In dit soort gevallen zal de rechter de verhuurder veelal de helpende hand bieden als er voor meerdere partijen een onwenselijke situatie is ontstaan. Van belang zal dan in ieder geval zijn dat de verhuurder getracht heeft om de ontstane situatie op te lossen. Wat juridisch gezien de meest aangewezen weg is, zal afhangen van de omstandigheden van het geval. Bij de juistheid van deze uitspraak kunnen overigens de nodige vraagtekens worden gezet. De Hoge Raad (NJ 1993/167) heeft eerder namelijk al uitgemaakt dat in een dergelijk geval wel sprake is van wanprestatie en de huurovereenkomst in beginsel op die grond kan worden ontbonden.

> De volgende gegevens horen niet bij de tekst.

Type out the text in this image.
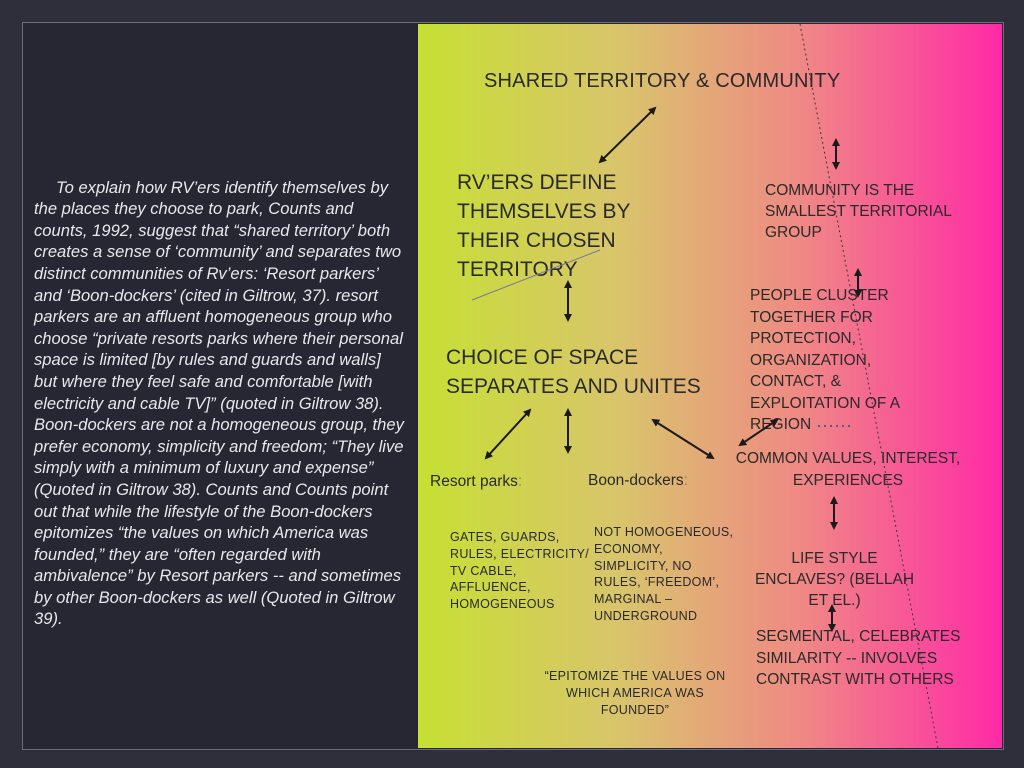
To explain how RV’ers identify themselves by the places they choose to park, Counts and counts, 1992, suggest that “shared territory’ both creates a sense of ‘community’ and separates two distinct communities of Rv’ers: ‘Resort parkers’ and ‘Boon-dockers’ (cited in Giltrow, 37). resort parkers are an affluent homogeneous group who choose “private resorts parks where their personal space is limited [by rules and guards and walls] but where they feel safe and comfortable [with electricity and cable TV]” (quoted in Giltrow 38). Boon-dockers are not a homogeneous group, they prefer economy, simplicity and freedom; “They live simply with a minimum of luxury and expense” (Quoted in Giltrow 38). Counts and Counts point out that while the lifestyle of the Boon-dockers epitomizes “the values on which America was founded,” they are “often regarded with ambivalence” by Resort parkers -- and sometimes by other Boon-dockers as well (Quoted in Giltrow 39).

SHARED TERRITORY & COMMUNITY

RV’ERS DEFINE THEMSELVES BY THEIR CHOSEN TERRITORY

CHOICE OF SPACE SEPARATES AND UNITES

COMMUNITY IS THE SMALLEST TERRITORIAL GROUP

PEOPLE CLUSTER TOGETHER FOR PROTECTION, ORGANIZATION, CONTACT, & EXPLOITATION OF A REGION

COMMON VALUES, INTEREST, EXPERIENCES

Resort parks:	Boon-dockers:

GATES, GUARDS, RULES, ELECTRICITY/ TV CABLE, AFFLUENCE, HOMOGENEOUS

NOT HOMOGENEOUS, ECONOMY, SIMPLICITY, NO RULES, ‘FREEDOM’, MARGINAL – UNDERGROUND

“EPITOMIZE THE VALUES ON WHICH AMERICA WAS FOUNDED”

LIFE STYLE ENCLAVES? (BELLAH ET EL.)

SEGMENTAL, CELEBRATES SIMILARITY -- INVOLVES CONTRAST WITH OTHERS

Aanpassing verhuiskostenvergoeding bij renovatie
In het Besluit beheer sociale-huursector (Bbsh) is een regeling opgenomen over de bijdrage door een sociale verhuurder in de kosten van een noodzakelijke verhuizing van huurders ingeval van een renovatie. Deze regeling, die nu alleen geldt voor sociale verhuurders, zal waarschijnlijk – in gewijzigde vorm – van toepassing worden verklaard op alle verhuurders. De regeling zal inhouden dat nagenoeg alle huurders die als gevolg van een renovatie gedwongen worden te verhuizen, recht hebben op een tegemoetkoming in de verhuis- en herinrichtingskosten. Momenteel bedraagt deze tegemoetkoming voor de sociale huurder € 5.135,88 (per 1 maart 2008).

Het wetsvoorstel is momenteel in behandeling bij de Tweede Kamer. De inwerkingtreding is nog niet bekend. Wij houden u op de hoogte.